Kiwi crims inspired by 'Breaking Bad'

New Zealand criminals are taking inspiration from the hit TV series Breaking Bad by using campervans to cook crystal methamphetamine.

Top drug cops have confirmed gangs are going increasingly mobile to prevent their illegal drug-making operations from being detected.

During a recent bust in Auckland, as part of the major crime crackdown, Operation Genoa, detectives found a custom-made mobile speed lab that looked like an "ordinary builder's trailer", complete with a surf-ski attached to its roof.

And police have confirmed that crooks are using motorhomes and caravans to cook well away from cities and towns.

"It allows them the freedom and ability to pack their kit up, disappear to a remote location, get on with their business, pack up and return to wherever they live and carry on," said Detective Senior Sergeant Lloyd Schmid of the Organised and Financial Crime Agency New Zealand (OFCANZ) in Auckland.

Operation Genoa uncovered a sophisticated nationwide drug ring, with police seizing more than $3 million of assets, including $2m cash, luxury cars including a Ferrari, Porsche and a Maserati, a 9-metre launch, five properties and gold bars.

Another recent OFCANZ raid as part of Operation Enzone found a pop-top caravan being used as a clan lab.

"The mobility aspect is fairly prevalent out there," Mr Schmid said.
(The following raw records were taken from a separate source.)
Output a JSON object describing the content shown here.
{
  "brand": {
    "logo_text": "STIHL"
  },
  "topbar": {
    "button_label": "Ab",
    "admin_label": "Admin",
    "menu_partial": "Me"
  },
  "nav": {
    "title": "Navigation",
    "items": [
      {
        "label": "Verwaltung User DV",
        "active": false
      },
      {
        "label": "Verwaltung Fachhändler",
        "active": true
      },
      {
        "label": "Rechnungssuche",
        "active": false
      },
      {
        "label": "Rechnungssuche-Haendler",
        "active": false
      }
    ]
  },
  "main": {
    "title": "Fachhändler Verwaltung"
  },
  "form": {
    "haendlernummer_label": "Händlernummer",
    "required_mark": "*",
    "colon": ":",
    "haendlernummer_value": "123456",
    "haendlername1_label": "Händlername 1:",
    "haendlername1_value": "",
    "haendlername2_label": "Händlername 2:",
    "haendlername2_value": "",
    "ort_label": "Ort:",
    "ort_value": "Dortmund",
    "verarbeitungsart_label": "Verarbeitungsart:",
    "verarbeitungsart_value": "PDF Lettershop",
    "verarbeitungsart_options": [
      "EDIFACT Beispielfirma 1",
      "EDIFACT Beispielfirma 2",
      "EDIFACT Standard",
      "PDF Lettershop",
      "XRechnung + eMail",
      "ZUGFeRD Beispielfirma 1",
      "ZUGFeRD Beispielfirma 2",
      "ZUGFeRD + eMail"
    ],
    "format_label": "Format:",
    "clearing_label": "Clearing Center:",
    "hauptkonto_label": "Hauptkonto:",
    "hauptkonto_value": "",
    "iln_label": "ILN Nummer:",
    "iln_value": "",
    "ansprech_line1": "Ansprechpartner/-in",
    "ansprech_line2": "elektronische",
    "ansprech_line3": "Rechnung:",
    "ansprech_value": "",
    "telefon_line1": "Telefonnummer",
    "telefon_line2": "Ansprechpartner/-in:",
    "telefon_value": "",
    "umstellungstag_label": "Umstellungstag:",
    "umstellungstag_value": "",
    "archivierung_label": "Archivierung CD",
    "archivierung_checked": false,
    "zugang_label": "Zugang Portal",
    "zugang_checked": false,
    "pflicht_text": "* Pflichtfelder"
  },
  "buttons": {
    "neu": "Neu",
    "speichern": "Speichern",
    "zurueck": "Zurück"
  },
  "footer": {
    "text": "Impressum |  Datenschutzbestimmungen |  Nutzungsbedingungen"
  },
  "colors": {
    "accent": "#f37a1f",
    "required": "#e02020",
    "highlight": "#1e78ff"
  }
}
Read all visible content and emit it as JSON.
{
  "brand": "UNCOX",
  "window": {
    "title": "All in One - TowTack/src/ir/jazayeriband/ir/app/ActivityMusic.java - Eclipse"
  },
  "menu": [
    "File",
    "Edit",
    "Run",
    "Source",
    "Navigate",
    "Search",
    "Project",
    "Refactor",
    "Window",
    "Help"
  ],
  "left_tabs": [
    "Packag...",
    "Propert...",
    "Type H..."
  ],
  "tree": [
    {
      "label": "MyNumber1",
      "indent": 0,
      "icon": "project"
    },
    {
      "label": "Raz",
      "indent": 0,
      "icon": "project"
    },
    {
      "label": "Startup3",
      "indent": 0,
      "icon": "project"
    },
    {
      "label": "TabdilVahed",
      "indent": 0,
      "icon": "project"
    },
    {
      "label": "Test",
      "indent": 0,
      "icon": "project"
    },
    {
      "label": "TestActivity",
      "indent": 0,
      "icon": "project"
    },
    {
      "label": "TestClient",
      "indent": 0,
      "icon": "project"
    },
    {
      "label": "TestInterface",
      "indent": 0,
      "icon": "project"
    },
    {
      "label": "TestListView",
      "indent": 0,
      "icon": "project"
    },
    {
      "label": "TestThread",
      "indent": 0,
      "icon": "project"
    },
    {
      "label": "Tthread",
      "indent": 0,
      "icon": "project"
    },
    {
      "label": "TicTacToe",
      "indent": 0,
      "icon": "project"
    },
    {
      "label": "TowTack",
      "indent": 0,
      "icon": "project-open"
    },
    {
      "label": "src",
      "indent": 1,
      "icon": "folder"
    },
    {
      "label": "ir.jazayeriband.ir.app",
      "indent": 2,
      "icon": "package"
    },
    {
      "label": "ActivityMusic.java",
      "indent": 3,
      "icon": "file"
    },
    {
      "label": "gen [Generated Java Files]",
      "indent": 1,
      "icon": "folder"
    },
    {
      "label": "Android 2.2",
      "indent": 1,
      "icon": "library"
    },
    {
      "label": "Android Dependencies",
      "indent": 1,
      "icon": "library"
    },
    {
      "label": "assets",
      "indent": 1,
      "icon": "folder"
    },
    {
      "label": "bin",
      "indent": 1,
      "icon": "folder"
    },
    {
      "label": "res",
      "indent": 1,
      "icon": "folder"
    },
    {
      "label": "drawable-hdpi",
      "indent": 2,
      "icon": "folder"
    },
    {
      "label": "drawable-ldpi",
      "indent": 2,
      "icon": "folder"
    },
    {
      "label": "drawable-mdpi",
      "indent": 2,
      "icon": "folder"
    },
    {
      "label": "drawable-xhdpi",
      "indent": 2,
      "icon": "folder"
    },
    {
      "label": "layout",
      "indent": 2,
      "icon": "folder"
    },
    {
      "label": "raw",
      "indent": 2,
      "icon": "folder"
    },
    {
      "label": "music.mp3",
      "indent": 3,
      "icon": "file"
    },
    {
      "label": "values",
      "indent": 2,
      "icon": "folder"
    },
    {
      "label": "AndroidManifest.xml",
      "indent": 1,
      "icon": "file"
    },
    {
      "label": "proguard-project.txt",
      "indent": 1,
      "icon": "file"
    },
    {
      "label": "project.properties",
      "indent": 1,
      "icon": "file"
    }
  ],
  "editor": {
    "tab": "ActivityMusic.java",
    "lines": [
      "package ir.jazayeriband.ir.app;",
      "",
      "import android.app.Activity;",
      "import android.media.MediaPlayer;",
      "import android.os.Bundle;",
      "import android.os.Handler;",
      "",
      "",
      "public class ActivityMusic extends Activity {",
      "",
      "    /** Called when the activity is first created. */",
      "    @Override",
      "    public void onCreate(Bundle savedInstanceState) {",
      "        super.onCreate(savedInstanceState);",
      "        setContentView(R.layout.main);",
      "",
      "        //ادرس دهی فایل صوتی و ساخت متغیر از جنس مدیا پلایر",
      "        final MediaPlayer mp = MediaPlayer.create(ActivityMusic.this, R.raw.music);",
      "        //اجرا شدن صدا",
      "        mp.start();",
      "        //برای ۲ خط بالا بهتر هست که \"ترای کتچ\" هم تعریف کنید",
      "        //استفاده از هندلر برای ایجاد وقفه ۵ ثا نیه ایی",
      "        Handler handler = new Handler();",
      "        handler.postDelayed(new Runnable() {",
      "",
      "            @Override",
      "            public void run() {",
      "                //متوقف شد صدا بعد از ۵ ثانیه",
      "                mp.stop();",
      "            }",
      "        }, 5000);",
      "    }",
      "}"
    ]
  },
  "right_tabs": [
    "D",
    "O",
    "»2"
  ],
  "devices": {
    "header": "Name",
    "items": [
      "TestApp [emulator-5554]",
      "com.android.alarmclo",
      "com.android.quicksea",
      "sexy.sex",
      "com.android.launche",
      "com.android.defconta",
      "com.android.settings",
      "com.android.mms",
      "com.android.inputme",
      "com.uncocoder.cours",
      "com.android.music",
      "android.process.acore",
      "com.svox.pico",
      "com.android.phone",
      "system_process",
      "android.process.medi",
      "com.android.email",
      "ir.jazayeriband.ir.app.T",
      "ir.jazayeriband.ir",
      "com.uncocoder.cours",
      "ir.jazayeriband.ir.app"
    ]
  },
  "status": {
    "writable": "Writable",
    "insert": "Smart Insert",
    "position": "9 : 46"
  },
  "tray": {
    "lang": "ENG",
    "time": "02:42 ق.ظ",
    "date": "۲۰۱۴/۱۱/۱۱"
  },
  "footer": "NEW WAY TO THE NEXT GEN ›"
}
In the award-winning six-season show, Breaking Bad characters Walter White - a chemistry teacher - and Jesse Pinkman use a motorhome as a mobile lab to drive into desert and cook crystal meth, also known as speed, P, or ice.

Last year, police in Geelong, Victoria said they were battling "the Breaking Bad syndrome", with a spike in home-made meth.

"Most ice is still imported, but we are also seeing people with the Breaking Bad syndrome, where every idiot thinks they're a chemist and can cook up their own drugs with no regard for how incredibly dangerous it is," Detective Senior Sergeant Dave McTaggart told the Geelong Advertiser.

South Island police are also aware of campervans and caravans being used as labs on wheels.

"Criminals are always trying to stay ahead of our policing strategies, and they like to be mobile," said Detective Inspector Virginia Le Bas of Christchurch Police.

In 2003, police found a sophisticated mobile lab inside what looked like a normal, white campervan.

Kenneth Wayne Welsh was jailed for 10 years for using the campervan, crammed with volatile chemicals and P recipes, at his rural Bay of Plenty home.

The cooking process produces noxious fumes from chemicals, including phosphine, that are both highly explosive and deadly if inhaled.

"I like to think of it as the old No. 8 wire technology that Kiwis are famous for - where there's a will there's a way. You shouldn't rule anything out with these characters," Mr Schmid said.

"With so much money to be made, people at all ends of the criminal spectrum are going to have a crack at it."


The real Walter Whites

* In 2003, former Napier Boys' High School science teacher Reuben John Martin was jailed for nine years for manufacturing ecstasy and methamphetamine in his Greenmeadows garage, in what was then the largest ecstasy manufacturing lab discovered in New Zealand.

* In March, UK chemistry teacher Ryszard Jakubczyk, who masterminded a plan to flood Britain's drugs market with almost pure methamphetamine, was dubbed a real-life Walter White, when he was jailed for nine years for plotted to make almost 40kgs of the drug. "It was as if they had used the plot of 'Breaking Bad' to come up with the whole idea," police said.

* US media reported their own "real life Walter White" in April when Stephen Doran, a Boston maths teacher who was diagnosed with cancer like the TV character, was jailed for three years for trafficking crystal meth.